More or less this is an example of HOW-NOT to stage a coup. It's never a good idea to try to buy loads of machine guns from legal "arms dealers" or gun shop owners under the table, then show off vans full of RPGs, gun shop owners tend to be honest people, who's livelyhood can be ruined by not crossing the T's and dotting the I's. If they were intent on overthrowing a government freindly to the US, they should have done what all the rest of the US ally overthrowers do, get Iran and Syria to help.
 
"No matter how strongly held their beliefs, citizens of the United States cannot become involved in a plot to overthrow a sovereign government with which the United States is at peace," Drew Parenti, FBI special agent in charge of the Sacramento region, said during a news conference following the defendants' initial court appearance.

Now If Y'all were planing on overthrowing a soverign government that we didn't like, we'd a helped you ;)
 
It's about time someone tried to stick it to those Reds...Seriously though, why would you walk into a gun store and ask for 500 fully automatic AK47's? Hy would you ask for 1 fully automatic AK47 (if you don't want to get it legally)...Sheesh...And alucard0822, not to make it a religious or low road conversation but I don't think that Iran or Syria would help overthrow Laos unless the new government would be...closer to their beliefs.
 
My assumption is that the dealer wasn't a normal gun shop. There are military weapon manufacturers and dealers that can sell to governments and other concerns.
 
"No matter how strongly held their beliefs, citizens of the United States cannot become involved in a plot to overthrow a sovereign government with which the United States is at peace," Drew Parenti, FBI special agent in charge
American hypocrisy is stunning. These very same Hmongs were some of our best friends in the SEA War Games. :barf:

TC
 
This doesn't make any sense. Why would two people, supposedly very experienced in the ways of the world, go down the particular path they went down?

Aren't there probably dozens of locations outside of the country where you could put together the logistics for this sort of thing without stirring up to much suspicion? Why do it in the states? And in California of all places?
 
ABTOMAT - "My assumption is that the dealer wasn't a normal gun shop. There are military weapon manufacturers and dealers that can sell to governments and other concerns."

That wouldn't surprise me one bit.

L.W.
 
I think their biggest mistake, period, was trying to find AK-47s (or any assault rifles for that matter) in California.
 
500 AKs?

Excuse me?

What we have here is a failure to think.

I mean, wow.

In what world does an order of 500 weapons of any kind not attract attention?

Gads.
 
"No matter how strongly held their beliefs, citizens of the United States cannot become involved in a plot to overthrow a sovereign government with which the United States is at peace," Drew Parenti, FBI special agent in charge of the Sacramento region, said during a news conference following the defendants' initial court appearance.

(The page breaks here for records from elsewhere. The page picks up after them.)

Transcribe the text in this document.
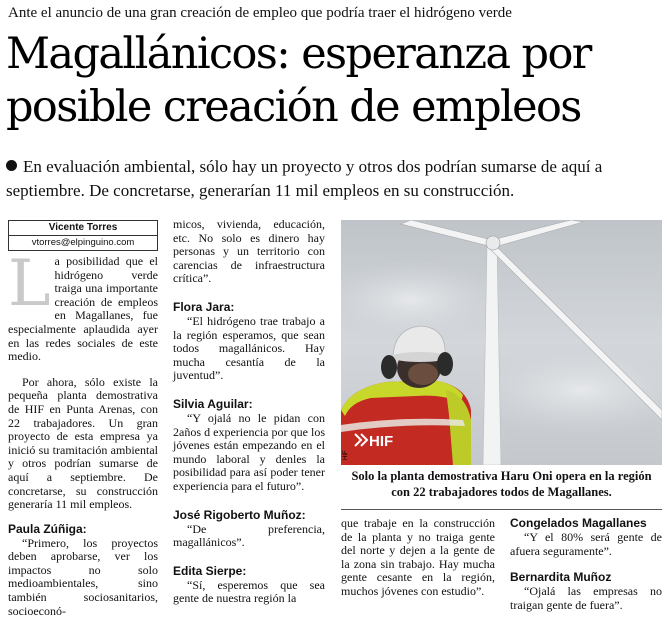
Ante el anuncio de una gran creación de empleo que podría traer el hidrógeno verde
Magallánicos: esperanza por posible creación de empleos
En evaluación ambiental, sólo hay un proyecto y otros dos podrían sumarse de aquí a septiembre. De concretarse, generarían 11 mil empleos en su construcción.
Vicente Torres
vtorres@elpinguino.com

La posibilidad que el hidrógeno verde traiga una importante creación de empleos en Magallanes, fue especialmente aplaudida ayer en las redes sociales de este medio.

Por ahora, sólo existe la pequeña planta demostrativa de HIF en Punta Arenas, con 22 trabajadores. Un gran proyecto de esta empresa ya inició su tramitación ambiental y otros podrían sumarse de aquí a septiembre. De concretarse, su construcción generaría 11 mil empleos.

Paula Zúñiga:

“Primero, los proyectos deben aprobarse, ver los impactos no solo medioambientales, sino también sociosanitarios, socioeconó-

micos, vivienda, educación, etc. No solo es dinero hay personas y un territorio con carencias de infraestructura crítica”.

Flora Jara:

“El hidrógeno trae trabajo a la región esperamos, que sean todos magallánicos. Hay mucha cesantía de la juventud”.

Silvia Aguilar:

“Y ojalá no le pidan con 2años d experiencia por que los jóvenes están empezando en el mundo laboral y denles la posibilidad para así poder tener experiencia para el futuro”.

José Rigoberto Muñoz:

“De preferencia, magallánicos”.

Edita Sierpe:

“Sí, esperemos que sea gente de nuestra región la

HIF
HIF
Solo la planta demostrativa Haru Oni opera en la región con 22 trabajadores todos de Magallanes.

que trabaje en la construcción de la planta y no traiga gente del norte y dejen a la gente de la zona sin trabajo. Hay mucha gente cesante en la región, muchos jóvenes con estudio”.

Congelados Magallanes

“Y el 80% será gente de afuera seguramente”.

Bernardita Muñoz

“Ojalá las empresas no traigan gente de fuera”.
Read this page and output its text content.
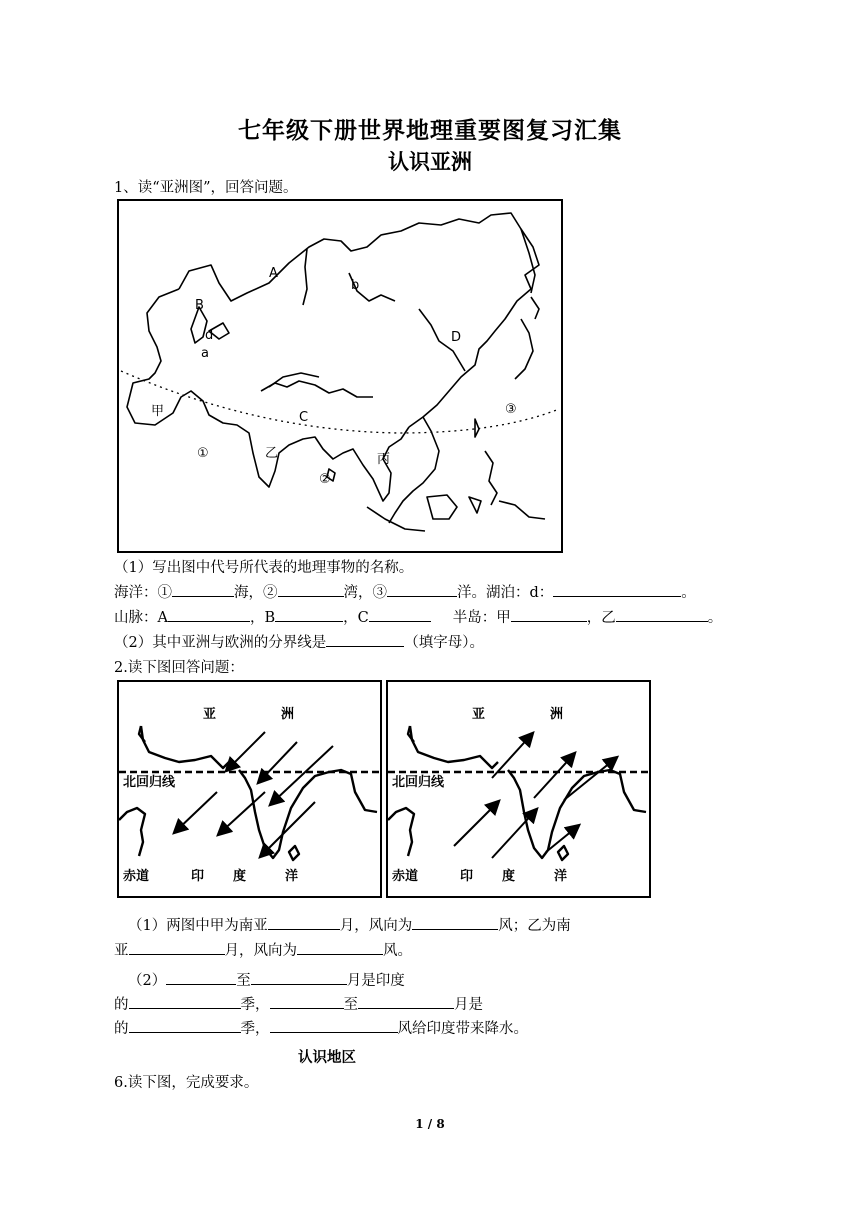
七年级下册世界地理重要图复习汇集
认识亚洲
1、读“亚洲图”，回答问题。
A
B
C
D
a
b
d
甲
乙	丙
①
②
③
（1）写出图中代号所代表的地理事物的名称。
海洋：①	海，②	湾，③	洋。湖泊：d：	。
山脉：A	，B	，C	半岛：甲	，乙	。
（2）其中亚洲与欧洲的分界线是	（填字母）。
2.读下图回答问题：
亚	洲
北回归线
赤道	印 度	洋
亚	洲
北回归线
赤道	印 度	洋
（1）两图中甲为南亚	月，风向为	风；乙为南
亚	月，风向为	风。
（2）	至	月是印度
的	季，	至	月是
的	季，	风给印度带来降水。
认识地区
6.读下图，完成要求。
1 / 8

By what law? From previous threads we saw the act that Pelosi possibly violated, but that didn't apply if you weren't representing the US. What about the ****ing American heroes who volunteered to the RCAF and and French airforce in WW1? Air America?
 
Very strange, and very clueless.

Why would you think it was smart to buy 500 (maybe NFA) weapons at retail in the United States to ship to Laos even if everything was perfectly legal?

At Gunbroker prices, ($22,000 a pop) 500 fully automatic AKMs would cost you... $11000000.00 before taxes and transfer.

Will the Russians not take orders that small, or what?